(2)2013年11月24日
『お嬢様届きましたよ』
『本当?!早くこっちへ持ってきて』
私はベッドからばあやを呼んだ。
幼い頃から心臓が弱く、ほとんど家で過ごしている。
学校へも年に数回しか行く事ができない、以前学校で発作が起きた事があり父が心配し過ぎで家庭教師を雇っていた、学業に関しては困る事はないのだけれど・・・。
学校へ行っても友達はいない、クラスメイトからは珍しがられる事はあっても話をする事もない。
そんな毎日の中で唯一興味を持ったもの、それは写真を撮る事。
家でネットをしていて、私も撮ってみたいそう思った。
私の小さい世界、だけど四季がちゃんとある。
そういった変化を写真に撮ってみたいと思ったから、オークションに出されていた昔のカメラを手に入れた。
『そんな中古で買わなくても欲しいカメラを買ってあげたのに』
父はそう言っていたけれど、私はこの昔のカメラでミラーレスと呼ばれるカメラの形が気に入っていた。

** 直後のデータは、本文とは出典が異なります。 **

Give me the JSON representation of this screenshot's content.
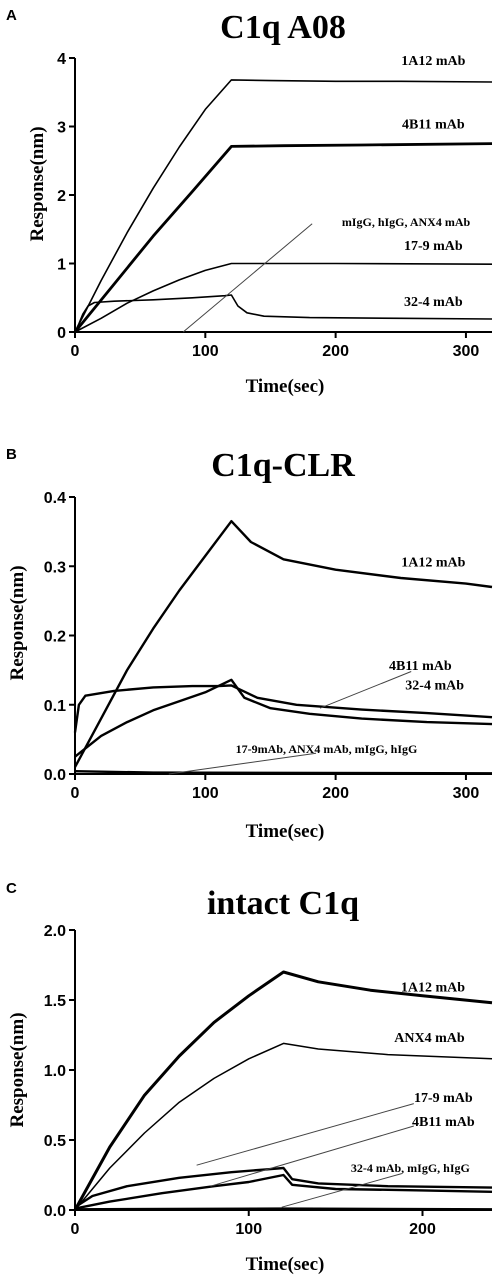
{
  "chart_data": [
    {
      "type": "line",
      "panel": "A",
      "title": "C1q A08",
      "xlabel": "Time(sec)",
      "ylabel": "Response(nm)",
      "xlim": [
        0,
        320
      ],
      "ylim": [
        0,
        4
      ],
      "xticks": [
        "0",
        "100",
        "200",
        "300"
      ],
      "yticks": [
        "0",
        "1",
        "2",
        "3",
        "4"
      ],
      "grid": false,
      "series": [
        {
          "name": "1A12 mAb",
          "label": "1A12 mAb",
          "width": 1.6,
          "points": [
            [
              0,
              0
            ],
            [
              20,
              0.75
            ],
            [
              40,
              1.45
            ],
            [
              60,
              2.1
            ],
            [
              80,
              2.7
            ],
            [
              100,
              3.25
            ],
            [
              120,
              3.68
            ],
            [
              150,
              3.67
            ],
            [
              200,
              3.66
            ],
            [
              250,
              3.66
            ],
            [
              320,
              3.65
            ]
          ]
        },
        {
          "name": "4B11 mAb",
          "label": "4B11 mAb",
          "width": 2.8,
          "points": [
            [
              0,
              0
            ],
            [
              30,
              0.7
            ],
            [
              60,
              1.4
            ],
            [
              90,
              2.05
            ],
            [
              120,
              2.71
            ],
            [
              160,
              2.72
            ],
            [
              220,
              2.73
            ],
            [
              320,
              2.75
            ]
          ]
        },
        {
          "name": "17-9 mAb",
          "label": "17-9 mAb",
          "width": 1.6,
          "points": [
            [
              0,
              0
            ],
            [
              20,
              0.2
            ],
            [
              40,
              0.42
            ],
            [
              60,
              0.6
            ],
            [
              80,
              0.76
            ],
            [
              100,
              0.9
            ],
            [
              120,
              1.0
            ],
            [
              200,
              1.0
            ],
            [
              320,
              0.99
            ]
          ]
        },
        {
          "name": "32-4 mAb",
          "label": "32-4 mAb",
          "width": 1.6,
          "points": [
            [
              0,
              0
            ],
            [
              3,
              0.12
            ],
            [
              6,
              0.26
            ],
            [
              10,
              0.38
            ],
            [
              15,
              0.43
            ],
            [
              30,
              0.45
            ],
            [
              60,
              0.47
            ],
            [
              90,
              0.5
            ],
            [
              115,
              0.53
            ],
            [
              120,
              0.54
            ],
            [
              125,
              0.38
            ],
            [
              132,
              0.28
            ],
            [
              145,
              0.23
            ],
            [
              180,
              0.21
            ],
            [
              250,
              0.2
            ],
            [
              320,
              0.19
            ]
          ]
        },
        {
          "name": "mIgG, hIgG, ANX4 mAb",
          "label": "mIgG, hIgG, ANX4 mAb",
          "width": 1.6,
          "points": [
            [
              0,
              0
            ],
            [
              320,
              0
            ]
          ]
        }
      ],
      "annotations": [
        {
          "text": "1A12 mAb",
          "x": 275,
          "y": 3.9
        },
        {
          "text": "4B11 mAb",
          "x": 275,
          "y": 2.97
        },
        {
          "text": "mIgG, hIgG, ANX4 mAb",
          "x": 254,
          "y": 1.55
        },
        {
          "text": "17-9 mAb",
          "x": 275,
          "y": 1.2
        },
        {
          "text": "32-4 mAb",
          "x": 275,
          "y": 0.38
        }
      ],
      "leader": [
        [
          83,
          0
        ],
        [
          182,
          1.58
        ]
      ]
    },
    {
      "type": "line",
      "panel": "B",
      "title": "C1q-CLR",
      "xlabel": "Time(sec)",
      "ylabel": "Response(nm)",
      "xlim": [
        0,
        320
      ],
      "ylim": [
        0,
        0.4
      ],
      "xticks": [
        "0",
        "100",
        "200",
        "300"
      ],
      "yticks": [
        "0.0",
        "0.1",
        "0.2",
        "0.3",
        "0.4"
      ],
      "grid": false,
      "series": [
        {
          "name": "1A12 mAb",
          "label": "1A12 mAb",
          "width": 2.4,
          "points": [
            [
              0,
              0.01
            ],
            [
              20,
              0.08
            ],
            [
              40,
              0.15
            ],
            [
              60,
              0.21
            ],
            [
              80,
              0.265
            ],
            [
              100,
              0.315
            ],
            [
              120,
              0.365
            ],
            [
              135,
              0.335
            ],
            [
              160,
              0.31
            ],
            [
              200,
              0.295
            ],
            [
              250,
              0.283
            ],
            [
              300,
              0.275
            ],
            [
              320,
              0.27
            ]
          ]
        },
        {
          "name": "4B11 mAb",
          "label": "4B11 mAb",
          "width": 2.4,
          "points": [
            [
              0,
              0.06
            ],
            [
              3,
              0.1
            ],
            [
              8,
              0.113
            ],
            [
              30,
              0.12
            ],
            [
              60,
              0.125
            ],
            [
              90,
              0.127
            ],
            [
              110,
              0.127
            ],
            [
              120,
              0.128
            ],
            [
              140,
              0.11
            ],
            [
              170,
              0.1
            ],
            [
              220,
              0.093
            ],
            [
              270,
              0.088
            ],
            [
              320,
              0.082
            ]
          ]
        },
        {
          "name": "32-4 mAb",
          "label": "32-4 mAb",
          "width": 2.4,
          "points": [
            [
              0,
              0.025
            ],
            [
              20,
              0.055
            ],
            [
              40,
              0.075
            ],
            [
              60,
              0.092
            ],
            [
              80,
              0.105
            ],
            [
              100,
              0.118
            ],
            [
              120,
              0.136
            ],
            [
              130,
              0.11
            ],
            [
              150,
              0.095
            ],
            [
              180,
              0.087
            ],
            [
              220,
              0.08
            ],
            [
              270,
              0.075
            ],
            [
              320,
              0.072
            ]
          ]
        },
        {
          "name": "17-9mAb, ANX4 mAb, mIgG, hIgG",
          "label": "17-9mAb, ANX4 mAb, mIgG, hIgG",
          "width": 2.4,
          "points": [
            [
              0,
              0.004
            ],
            [
              60,
              0.002
            ],
            [
              320,
              0.001
            ]
          ]
        }
      ],
      "annotations": [
        {
          "text": "1A12 mAb",
          "x": 275,
          "y": 0.3
        },
        {
          "text": "4B11 mAb",
          "x": 265,
          "y": 0.15
        },
        {
          "text": "32-4 mAb",
          "x": 276,
          "y": 0.122
        },
        {
          "text": "17-9mAb, ANX4 mAb, mIgG, hIgG",
          "x": 193,
          "y": 0.03
        }
      ],
      "leader": [
        [
          188,
          0.095
        ],
        [
          258,
          0.148
        ]
      ],
      "leader2": [
        [
          72,
          0
        ],
        [
          185,
          0.03
        ]
      ]
    },
    {
      "type": "line",
      "panel": "C",
      "title": "intact C1q",
      "xlabel": "Time(sec)",
      "ylabel": "Response(nm)",
      "xlim": [
        0,
        240
      ],
      "ylim": [
        0,
        2.0
      ],
      "xticks": [
        "0",
        "100",
        "200"
      ],
      "yticks": [
        "0.0",
        "0.5",
        "1.0",
        "1.5",
        "2.0"
      ],
      "grid": false,
      "series": [
        {
          "name": "1A12 mAb",
          "label": "1A12 mAb",
          "width": 3.0,
          "points": [
            [
              0,
              0
            ],
            [
              20,
              0.45
            ],
            [
              40,
              0.82
            ],
            [
              60,
              1.1
            ],
            [
              80,
              1.34
            ],
            [
              100,
              1.53
            ],
            [
              120,
              1.7
            ],
            [
              140,
              1.63
            ],
            [
              170,
              1.57
            ],
            [
              200,
              1.53
            ],
            [
              240,
              1.48
            ]
          ]
        },
        {
          "name": "ANX4 mAb",
          "label": "ANX4 mAb",
          "width": 1.5,
          "points": [
            [
              0,
              0
            ],
            [
              20,
              0.3
            ],
            [
              40,
              0.55
            ],
            [
              60,
              0.77
            ],
            [
              80,
              0.94
            ],
            [
              100,
              1.08
            ],
            [
              120,
              1.19
            ],
            [
              140,
              1.15
            ],
            [
              180,
              1.11
            ],
            [
              240,
              1.08
            ]
          ]
        },
        {
          "name": "17-9 mAb",
          "label": "17-9 mAb",
          "width": 2.4,
          "points": [
            [
              0,
              0.02
            ],
            [
              10,
              0.1
            ],
            [
              30,
              0.17
            ],
            [
              60,
              0.23
            ],
            [
              90,
              0.27
            ],
            [
              110,
              0.29
            ],
            [
              120,
              0.3
            ],
            [
              125,
              0.22
            ],
            [
              140,
              0.19
            ],
            [
              180,
              0.17
            ],
            [
              240,
              0.16
            ]
          ]
        },
        {
          "name": "4B11 mAb",
          "label": "4B11 mAb",
          "width": 2.4,
          "points": [
            [
              0,
              0.01
            ],
            [
              20,
              0.06
            ],
            [
              50,
              0.12
            ],
            [
              80,
              0.17
            ],
            [
              100,
              0.2
            ],
            [
              120,
              0.25
            ],
            [
              125,
              0.18
            ],
            [
              150,
              0.15
            ],
            [
              200,
              0.14
            ],
            [
              240,
              0.13
            ]
          ]
        },
        {
          "name": "32-4 mAb, mIgG, hIgG",
          "label": "32-4 mAb, mIgG, hIgG",
          "width": 2.4,
          "points": [
            [
              0,
              0.005
            ],
            [
              120,
              0.01
            ],
            [
              240,
              0.005
            ]
          ]
        }
      ],
      "annotations": [
        {
          "text": "1A12 mAb",
          "x": 206,
          "y": 1.56
        },
        {
          "text": "ANX4 mAb",
          "x": 204,
          "y": 1.2
        },
        {
          "text": "17-9 mAb",
          "x": 212,
          "y": 0.77
        },
        {
          "text": "4B11 mAb",
          "x": 212,
          "y": 0.6
        },
        {
          "text": "32-4 mAb, mIgG, hIgG",
          "x": 193,
          "y": 0.27
        }
      ],
      "leaders": [
        [
          [
            70,
            0.32
          ],
          [
            195,
            0.76
          ]
        ],
        [
          [
            78,
            0.17
          ],
          [
            195,
            0.6
          ]
        ],
        [
          [
            119,
            0.02
          ],
          [
            188,
            0.26
          ]
        ]
      ]
    }
  ]
}
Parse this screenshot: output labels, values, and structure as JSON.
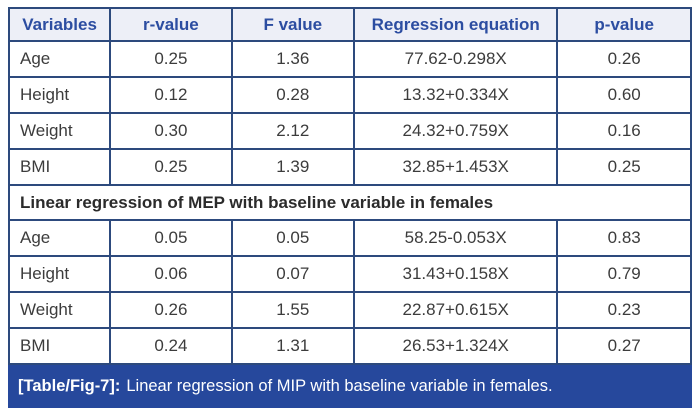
{
  "table": {
    "columns": [
      "Variables",
      "r-value",
      "F value",
      "Regression equation",
      "p-value"
    ],
    "mip_rows": [
      {
        "variable": "Age",
        "r_value": "0.25",
        "f_value": "1.36",
        "equation": "77.62-0.298X",
        "p_value": "0.26"
      },
      {
        "variable": "Height",
        "r_value": "0.12",
        "f_value": "0.28",
        "equation": "13.32+0.334X",
        "p_value": "0.60"
      },
      {
        "variable": "Weight",
        "r_value": "0.30",
        "f_value": "2.12",
        "equation": "24.32+0.759X",
        "p_value": "0.16"
      },
      {
        "variable": "BMI",
        "r_value": "0.25",
        "f_value": "1.39",
        "equation": "32.85+1.453X",
        "p_value": "0.25"
      }
    ],
    "section_header": "Linear regression of MEP with baseline variable in females",
    "mep_rows": [
      {
        "variable": "Age",
        "r_value": "0.05",
        "f_value": "0.05",
        "equation": "58.25-0.053X",
        "p_value": "0.83"
      },
      {
        "variable": "Height",
        "r_value": "0.06",
        "f_value": "0.07",
        "equation": "31.43+0.158X",
        "p_value": "0.79"
      },
      {
        "variable": "Weight",
        "r_value": "0.26",
        "f_value": "1.55",
        "equation": "22.87+0.615X",
        "p_value": "0.23"
      },
      {
        "variable": "BMI",
        "r_value": "0.24",
        "f_value": "1.31",
        "equation": "26.53+1.324X",
        "p_value": "0.27"
      }
    ]
  },
  "caption": {
    "label": "[Table/Fig-7]:",
    "text": "Linear regression of MIP with baseline variable in females."
  },
  "colors": {
    "header_bg": "#edeff7",
    "header_text": "#2c4da1",
    "border": "#2d4a7d",
    "body_text": "#3c3c3c",
    "caption_bg": "#26489c",
    "caption_text": "#ffffff"
  }
}
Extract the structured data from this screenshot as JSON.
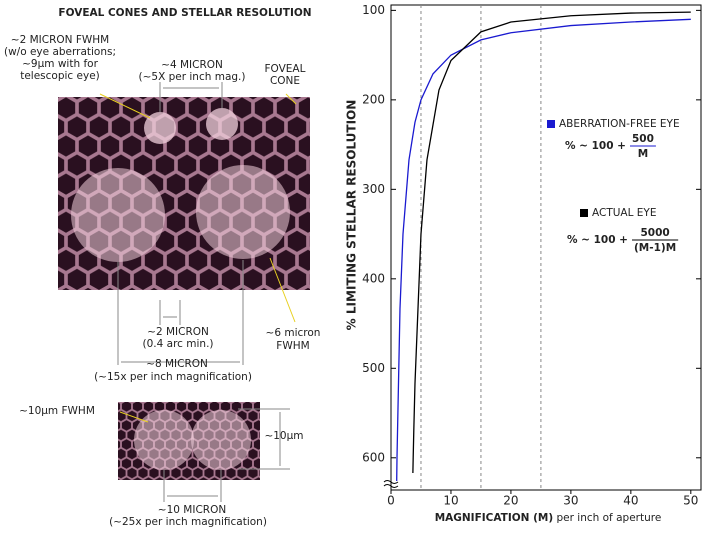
{
  "diagram": {
    "title": "FOVEAL CONES AND STELLAR RESOLUTION",
    "psf_label": [
      "~2 MICRON FWHM",
      "(w/o eye aberrations;",
      "~9µm with for",
      "telescopic eye)"
    ],
    "spacing_small": [
      "~4 MICRON",
      "(~5X per inch mag.)"
    ],
    "cone_label": [
      "FOVEAL",
      "CONE"
    ],
    "cone_size": [
      "~2 MICRON",
      "(0.4 arc min.)"
    ],
    "fwhm6": [
      "~6 micron",
      "FWHM"
    ],
    "spacing_large": [
      "~8 MICRON",
      "(~15x per inch magnification)"
    ],
    "fwhm10": "~10µm FWHM",
    "height10": "~10µm",
    "spacing_bottom": [
      "~10 MICRON",
      "(~25x per inch magnification)"
    ]
  },
  "chart_data": {
    "type": "line",
    "xlabel": [
      "MAGNIFICATION (M)",
      "per inch of aperture"
    ],
    "ylabel": "% LIMITING STELLAR RESOLUTION",
    "xlim": [
      0,
      51.7
    ],
    "ylim": [
      94,
      636
    ],
    "y_inverted": true,
    "xticks": [
      0,
      10,
      20,
      30,
      40,
      50
    ],
    "yticks": [
      100,
      200,
      300,
      400,
      500,
      600
    ],
    "reference_x": [
      5,
      15,
      25
    ],
    "series": [
      {
        "name": "ABERRATION-FREE EYE",
        "color": "#1a1ad0",
        "formula": [
          "% ~ 100 +",
          "500",
          "M"
        ],
        "x": [
          0.95,
          1,
          1.5,
          2,
          3,
          4,
          5,
          7,
          10,
          15,
          20,
          30,
          40,
          50
        ],
        "values": [
          626,
          600,
          433,
          350,
          267,
          225,
          200,
          171,
          150,
          133,
          125,
          117,
          113,
          110
        ]
      },
      {
        "name": "ACTUAL EYE",
        "color": "#000000",
        "formula": [
          "% ~ 100 +",
          "5000",
          "(M-1)M"
        ],
        "x": [
          3.65,
          3.7,
          3.8,
          4,
          5,
          6,
          8,
          10,
          15,
          20,
          30,
          40,
          50
        ],
        "values": [
          617,
          600,
          570,
          517,
          350,
          267,
          189,
          156,
          124,
          113,
          106,
          103,
          102
        ]
      }
    ]
  }
}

『このカメラで良いの、デザインが凄く気に入ったんだから』
『そうか?新しいカメラの方が性能も良いのに』
そんな父の声を背中に受けながら、私は庭を初めて撮った。
私の最初の一枚。
写真としてはお粗末なのかもしれないけれど、カメラを通して見る世界はとても新鮮に思えた。
いつも見ている景色のはずなのにカメラを通すと別の景色に見える、またカメラの角度を変えると同じものでも全然違って見える。
私は夢中で庭のいろいろな物を撮った、まったくカメラなどつついた事もなかったけれど一瞬にしてその世界の虜になってしまっていた。
私の知っている世界、だけど私の知らない世界がそこにある、そんな不思議な感覚が嬉しくてたまらなかった、いつもベッドから外を眺めたり、たまに庭を散歩したりするぐらいだったから楽しくてたまらなかった。
『おいおい、程々にしておかないと体に無理がいくぞ』
父の声が聞こえるけれど、私はやめる気は無かった。
あっちを撮り、こっちを撮り、そうしていると画面にメモリー不足の通知が出てきた。
『あぁ、もう撮れないのね』
仕方なく家に戻る。
『余程気に入ったようだな』
『うん、カメラってすてきね。今まで見ていたものが全然違って見えるの、だから夢中になっちゃった』
『気に入ったのは良いが、無理だけはするなよ』
『は〜い。では、私はこれからパソコンに取り込んでさっきの写真を確認してくるね』
自室にもどり、説明書片手にベッドの上でパソコンとカメラを接続する。
『これでよし』
パソコンに先ほどの写真が保存されていく。
暫くすると取り込みの終了を知らせる電子音が鳴った。
私は取り込まれた写真を付属していた管理ソフトで開いていく。
『このRAWってなんだろう?』
説明書片手に調べていく・・・
『なるほど、そう言う事か』
出品者の方はこのRAWで撮影していたようで、設定など変更していなかったので前持ち主の出品者の方の設定のままになっていた。
管理ソフトでRAW現像と言うものを試しながら撮った写真を確認していくと。
『あれ?こんな写真知らないんだけど。どこだろう?』
Exifというのを確認すると。
2010年11月24日
と日付が表示されていた。
『今から3年前の写真なんだ』
出品者の方が消し忘れていたのかな?その時の私は深く考えていなかった。